An overwhelming majority of Look Communications Inc.‘s creditors have accepted its revamped business plan, the first step in emerging from protection under the Companies’ Creditors Arrangement Act.
At a meeting last Friday, 93 per cent of creditors representing 87 per cent of unsecured claims and 100 per cent of secured creditors voted in favour of the Toronto-based company’s Plan of Compromise and Arrangement (PCA). Look will now take the PCA to the Ontario Superior Court of Justice for final approval. Look filed voluntarily for protection on Sept. 4 after a string of financial setbacks and reducing its workforce. On Aug. 9, BCE and Telesystem Ltd. agreed to pay approximate debt of $98 million to various banks.
According to Look, it plans a number of changes to its business strategy to increase its cash flow. It will be focusing on the small- and medium-size business (SMB) segment products and services like co-location and virtual hosting, for example. It will also attempt to grow its digital television customer base in multi-dwelling units. Other plans include converting residential and small office/home office (SOHO) dial-up customers to broadband access. Finally, Look will be investing in its wireless network to support high-speed access growth.
Paul Lamontagne, president and chief operating officer, said one advantage the company would have heading into the SOHO and SMB markets is it already has a foothold in them. He says it currently has more than 14,000 hosting and access customers and its broadband network that reaches more than 300,000 SMBs.
“It’s a unique opportunity to leverage a state-of-the-art broadband network to be able to offer high-speed Internet services to small and medium size businesses, whether they be our own customers or new customers,” says Lamontagne, who joined the company in September.
“We know there’s a huge amount of pent up demand in this market. This is a market traditionally where the penetration rate of high-speed has lagged somewhat,” and adds he expects to see double-digit growth in 2002.
Analysts are cautiously optimistic the market will give Look a second chance. Ian Angus, principal of Ajax, Ont.-based Angus Telemanagement Group., says the demand for high-speed Internet is there, citing Bell Canada’s 180 per cent growth in 2001 for the service.
Another factor in Look’s favour is narrowing its business focus. Angus says it was trying to too many things — television and Internet.
“At the same time it was faced with the problem that suddenly it was owned by a company (BCE) that viewed it as a competitor, so the capital pipes got cut off,” Angus said. “There’s certainly a big desire, especially among independent ISPs, for wholesale high-speed service.”

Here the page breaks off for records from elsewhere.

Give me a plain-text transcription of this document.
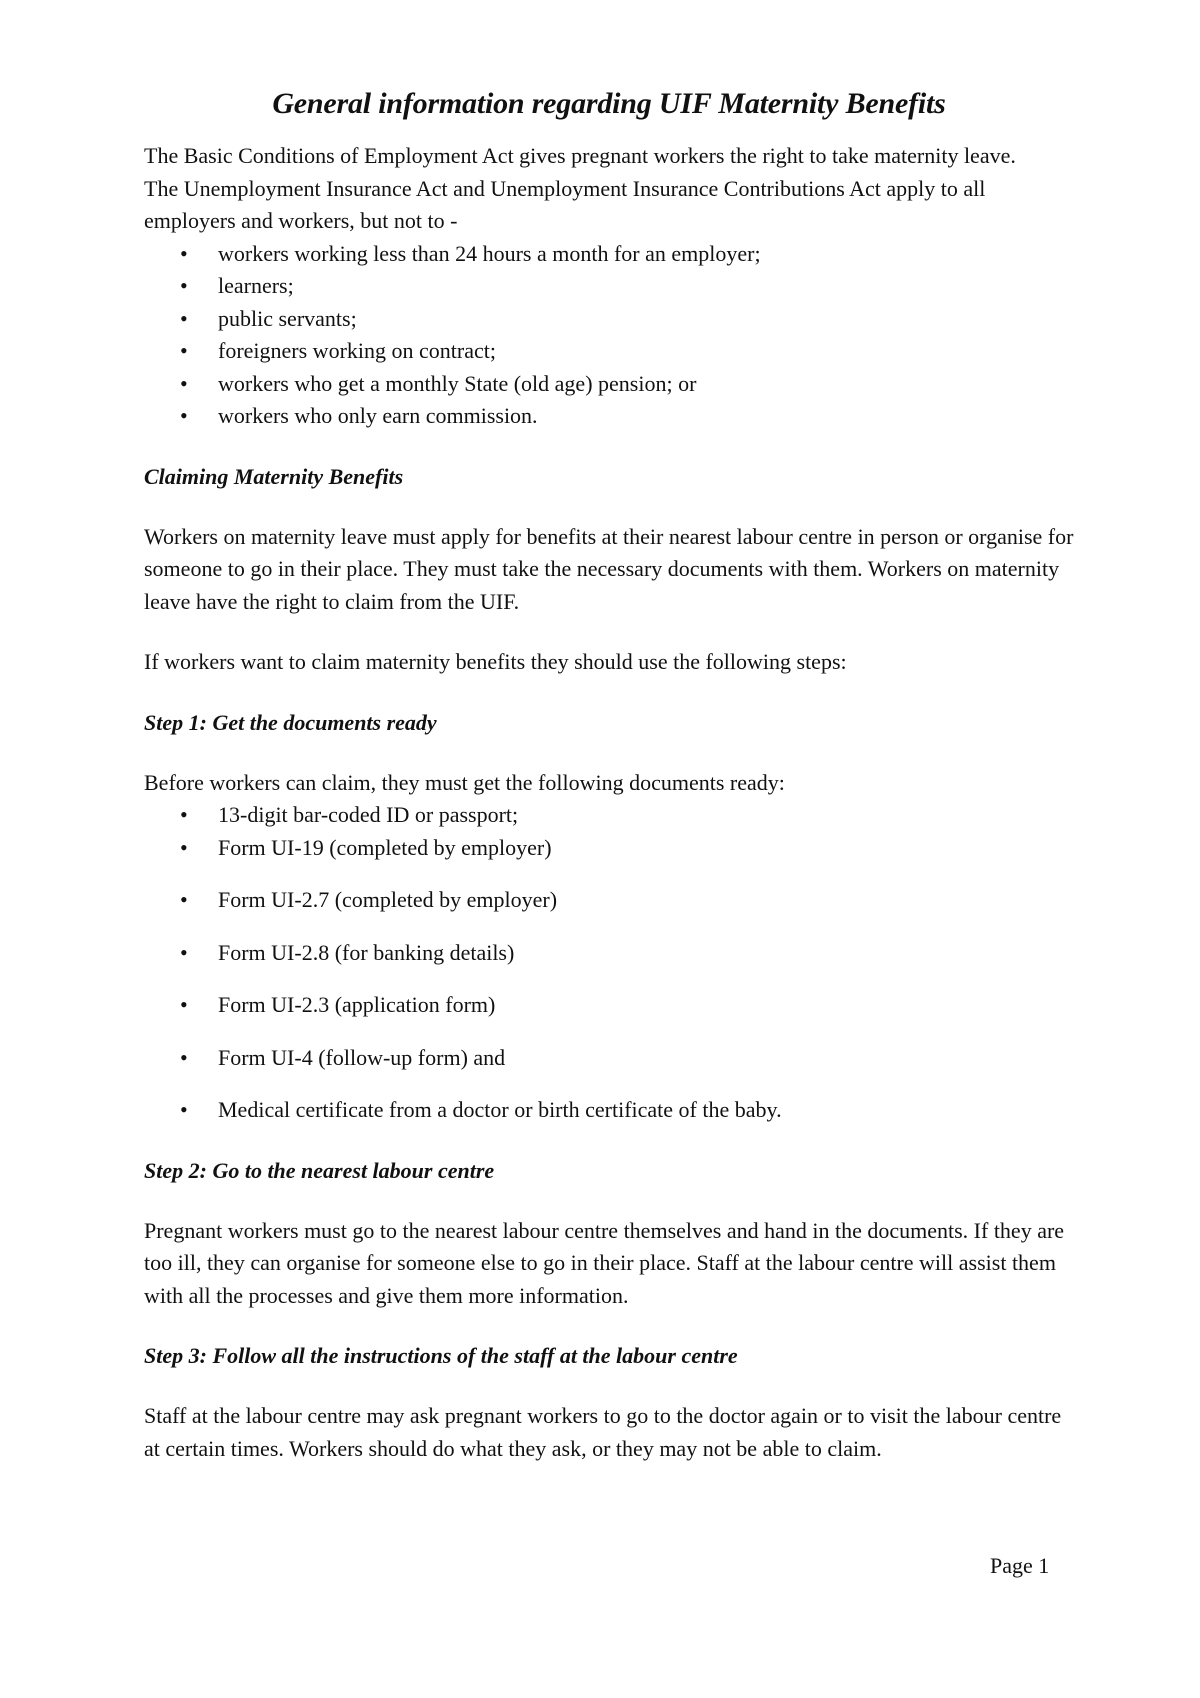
General information regarding UIF Maternity Benefits

The Basic Conditions of Employment Act gives pregnant workers the right to take maternity leave.

The Unemployment Insurance Act and Unemployment Insurance Contributions Act apply to all employers and workers, but not to -

• workers working less than 24 hours a month for an employer;
• learners;
• public servants;
• foreigners working on contract;
• workers who get a monthly State (old age) pension; or
• workers who only earn commission.
Claiming Maternity Benefits

Workers on maternity leave must apply for benefits at their nearest labour centre in person or organise for someone to go in their place. They must take the necessary documents with them. Workers on maternity leave have the right to claim from the UIF.

If workers want to claim maternity benefits they should use the following steps:

Step 1: Get the documents ready

Before workers can claim, they must get the following documents ready:

• 13-digit bar-coded ID or passport;
• Form UI-19 (completed by employer)
• Form UI-2.7 (completed by employer)
• Form UI-2.8 (for banking details)
• Form UI-2.3 (application form)
• Form UI-4 (follow-up form) and
• Medical certificate from a doctor or birth certificate of the baby.
Step 2: Go to the nearest labour centre

Pregnant workers must go to the nearest labour centre themselves and hand in the documents. If they are too ill, they can organise for someone else to go in their place. Staff at the labour centre will assist them with all the processes and give them more information.

Step 3: Follow all the instructions of the staff at the labour centre

Staff at the labour centre may ask pregnant workers to go to the doctor again or to visit the labour centre at certain times. Workers should do what they ask, or they may not be able to claim.

Page 1
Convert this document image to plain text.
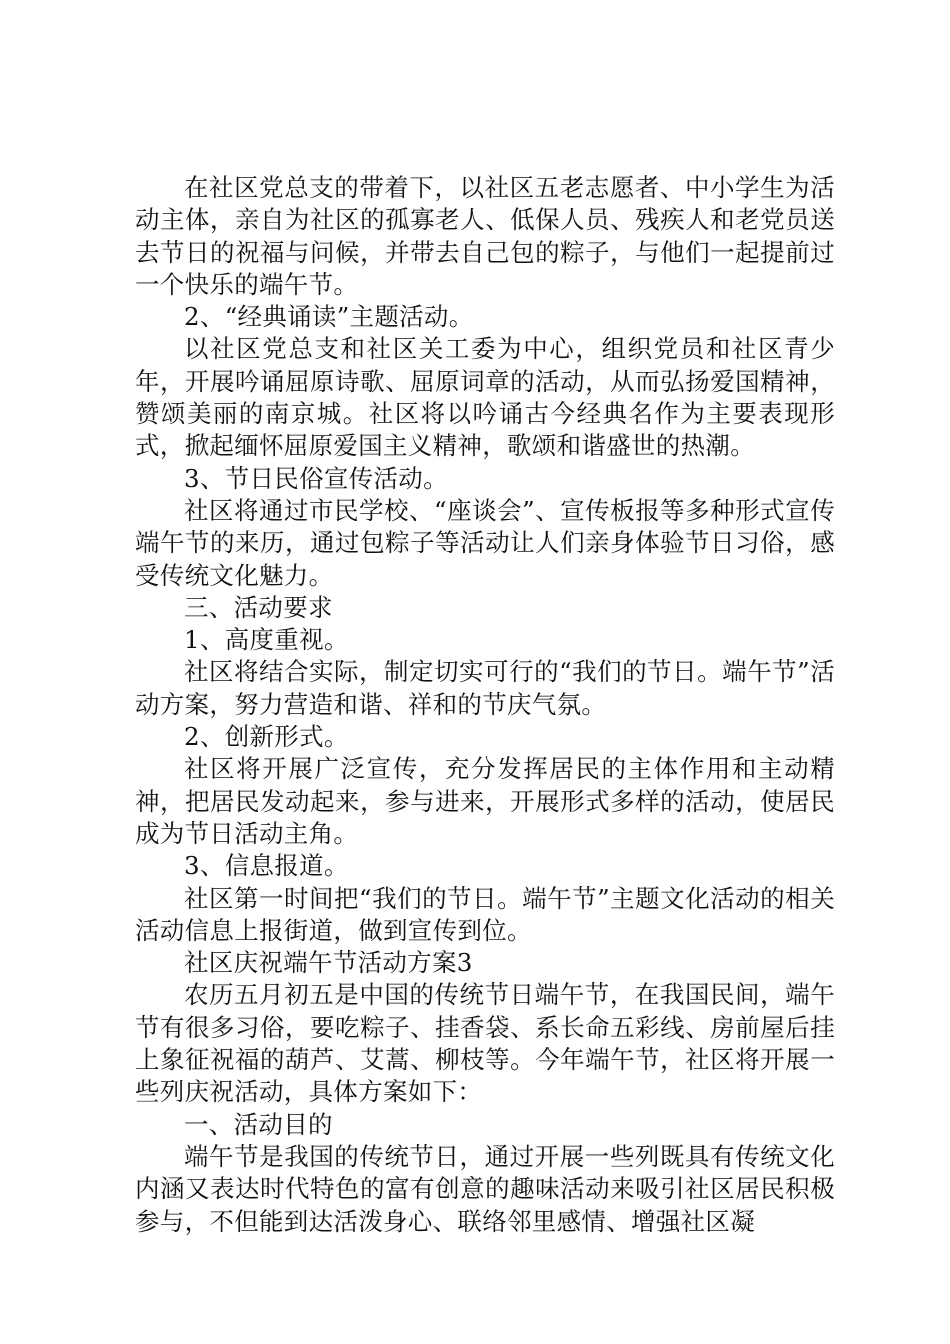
在社区党总支的带着下，以社区五老志愿者、中小学生为活动主体，亲自为社区的孤寡老人、低保人员、残疾人和老党员送去节日的祝福与问候，并带去自己包的粽子，与他们一起提前过一个快乐的端午节。

2、“经典诵读”主题活动。

以社区党总支和社区关工委为中心，组织党员和社区青少年，开展吟诵屈原诗歌、屈原词章的活动，从而弘扬爱国精神，赞颂美丽的南京城。社区将以吟诵古今经典名作为主要表现形式，掀起缅怀屈原爱国主义精神，歌颂和谐盛世的热潮。

3、节日民俗宣传活动。

社区将通过市民学校、“座谈会”、宣传板报等多种形式宣传端午节的来历，通过包粽子等活动让人们亲身体验节日习俗，感受传统文化魅力。

三、活动要求

1、高度重视。

社区将结合实际，制定切实可行的“我们的节日。端午节”活动方案，努力营造和谐、祥和的节庆气氛。

2、创新形式。

社区将开展广泛宣传，充分发挥居民的主体作用和主动精神，把居民发动起来，参与进来，开展形式多样的活动，使居民成为节日活动主角。

3、信息报道。

社区第一时间把“我们的节日。端午节”主题文化活动的相关活动信息上报街道，做到宣传到位。

社区庆祝端午节活动方案3

农历五月初五是中国的传统节日端午节，在我国民间，端午节有很多习俗，要吃粽子、挂香袋、系长命五彩线、房前屋后挂上象征祝福的葫芦、艾蒿、柳枝等。今年端午节，社区将开展一些列庆祝活动，具体方案如下：

一、活动目的

端午节是我国的传统节日，通过开展一些列既具有传统文化内涵又表达时代特色的富有创意的趣味活动来吸引社区居民积极参与，不但能到达活泼身心、联络邻里感情、增强社区凝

Angus said there is also the relatively untapped resource of apartment buildings. He says many landlords understand the opportunity to provide high-speed services to their tenants.
While the market seems receptive to the services Look wants to provide, the question is whether they can convince anyone to roll the dice on a company that had a net loss $103.1 million in the third quarter. Angus thinks it can.
“This is going to be a prove it situation: businesses are going to look at them and say, ‘Prove you can do the job,'” Angus said. “Especially in the SOHO market neither Rogers or Bell have exactly established themselves as wonderful, high quality suppliers.”
Elroy Jopling, an analyst with Canadian arm of Gartner Group Inc. agreed Look has a puncher’s chance.
“There’s always going to be reticence for people to go with someone that’s been that close (to financial ruin),” Jopling said. “Is it impossible? I wouldn’t say it’s impossible, but it’s not going to be easy.”